Kendall C. Sanford displays examples from his air crash cover collection. Sanford lives in Geneva and is a past president of the American Air Mail Society, the world’s largest aerophilatelic society.

Peter Santino: artist’s project, Failure Institute Stock Certificate. Santino was born in Kansas in 1948.

Paul Schmelzer on signatures and celebrity. Schmelzer lives in Minneapolis and writes on art and activism for publications including Adbusters, The Progressive, and Raw Vision.
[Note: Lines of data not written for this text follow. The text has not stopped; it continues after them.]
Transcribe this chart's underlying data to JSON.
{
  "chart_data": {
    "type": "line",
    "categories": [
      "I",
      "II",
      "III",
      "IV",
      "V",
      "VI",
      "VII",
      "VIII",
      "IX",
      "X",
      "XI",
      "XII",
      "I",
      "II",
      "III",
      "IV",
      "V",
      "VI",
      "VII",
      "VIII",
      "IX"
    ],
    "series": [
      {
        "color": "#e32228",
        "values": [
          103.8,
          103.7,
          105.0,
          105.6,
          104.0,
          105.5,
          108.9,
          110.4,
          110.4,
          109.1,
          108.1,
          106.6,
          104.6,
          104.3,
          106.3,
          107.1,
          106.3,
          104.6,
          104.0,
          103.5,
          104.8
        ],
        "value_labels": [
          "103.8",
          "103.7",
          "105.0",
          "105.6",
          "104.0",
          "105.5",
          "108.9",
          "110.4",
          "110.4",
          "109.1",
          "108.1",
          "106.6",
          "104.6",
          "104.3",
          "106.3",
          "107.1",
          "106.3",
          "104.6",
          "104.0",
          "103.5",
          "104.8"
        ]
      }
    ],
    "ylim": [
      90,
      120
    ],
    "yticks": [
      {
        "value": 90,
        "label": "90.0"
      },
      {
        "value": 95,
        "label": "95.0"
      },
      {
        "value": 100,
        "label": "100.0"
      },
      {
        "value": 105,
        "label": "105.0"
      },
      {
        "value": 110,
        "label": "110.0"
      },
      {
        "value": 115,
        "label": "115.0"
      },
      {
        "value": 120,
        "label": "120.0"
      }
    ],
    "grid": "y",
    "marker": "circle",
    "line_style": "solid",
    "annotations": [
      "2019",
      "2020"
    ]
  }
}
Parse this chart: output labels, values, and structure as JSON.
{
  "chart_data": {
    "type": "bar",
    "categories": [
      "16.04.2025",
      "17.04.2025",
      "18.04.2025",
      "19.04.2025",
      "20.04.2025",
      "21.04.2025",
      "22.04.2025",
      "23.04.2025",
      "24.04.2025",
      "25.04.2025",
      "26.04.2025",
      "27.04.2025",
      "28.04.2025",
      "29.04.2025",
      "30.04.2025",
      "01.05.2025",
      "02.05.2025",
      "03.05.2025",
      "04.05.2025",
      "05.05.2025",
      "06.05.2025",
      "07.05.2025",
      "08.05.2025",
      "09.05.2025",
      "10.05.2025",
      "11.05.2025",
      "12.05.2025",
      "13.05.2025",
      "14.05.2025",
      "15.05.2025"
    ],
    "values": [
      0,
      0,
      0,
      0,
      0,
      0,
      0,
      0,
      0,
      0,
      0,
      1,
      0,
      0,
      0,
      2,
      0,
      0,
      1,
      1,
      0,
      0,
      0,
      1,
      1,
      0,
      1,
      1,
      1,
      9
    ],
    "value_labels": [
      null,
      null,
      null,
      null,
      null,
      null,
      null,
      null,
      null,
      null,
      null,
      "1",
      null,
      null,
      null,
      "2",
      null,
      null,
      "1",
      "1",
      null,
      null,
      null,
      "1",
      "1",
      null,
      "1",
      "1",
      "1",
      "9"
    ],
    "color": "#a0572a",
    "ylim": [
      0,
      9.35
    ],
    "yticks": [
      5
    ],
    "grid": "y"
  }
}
Lytle Shaw focuses in on the fuzzy details of Ernst Moiré life. Shaw is co-editor of Shark magazine; his most recent poetry book is The Lobe (Roof, 2002).

Michael Smith mourns the untimely demise of Austin, Texas’s Travelfest. Smith is an artist based in New York.

Nedko Solakov: artist’s project, Romantic Paintings with Parts Missing. Solakov is a Bulgarian artist living and working in Sofia. The series from which his Cabinet contribution is drawn was first presented at Neuer Berliner Kunstverein, Berlin, in May 2002 and will then travel to the Ulmer Museum, Ulm, and Reina Sofia, Madrid.

Yasunao Tone contributes Wounded Man’Yo at Lovebytes, a sound work on the Syntax Error CD. Tone, an original member of Fluxus and a co-founder of Group Ongaku, was born in Tokyo in 1935 and has resided in New York since 1972.

Tom Vanderbilt retrieves information about the history of the “black box” flight data recorder. Vanderbilt lives in Brooklyn and is the author of Survival City: Adventures Among the Ruins of Atomic America (Princeton Architectural Press).

Claude Wampler contributes the sound project, Life is Long Xavier Leroi, to the Syntax Error CD. Wampler is an artist based in New York City.

Allen S. Weiss looks into how to cook a phoenix. Weiss is a Cabinet editor-at-large and columnist; he recently co-edited French Food (Routledge), and his Feast and Folly is forthcoming (SUNY).

Gregory Whitehead on bibliovores. Whitehead is the author of numerous broadcast essays and earplays, and is presently at work on a new play, Resurrection Ranch.

Gregory Williams on consolation prizes. Williams is a critic and art historian living in New York City. He is also an editor of Cabinet.

David Womack on the charms of Indonesia’s cultural theme park, Taman Mini. A former Darmasiswa scholar in Indonesian literature and Javanese language at the Universitas Gadjah Mada in Yogyakarta, Java, Womack is currently director of new media at the American Institute of Graphic Arts.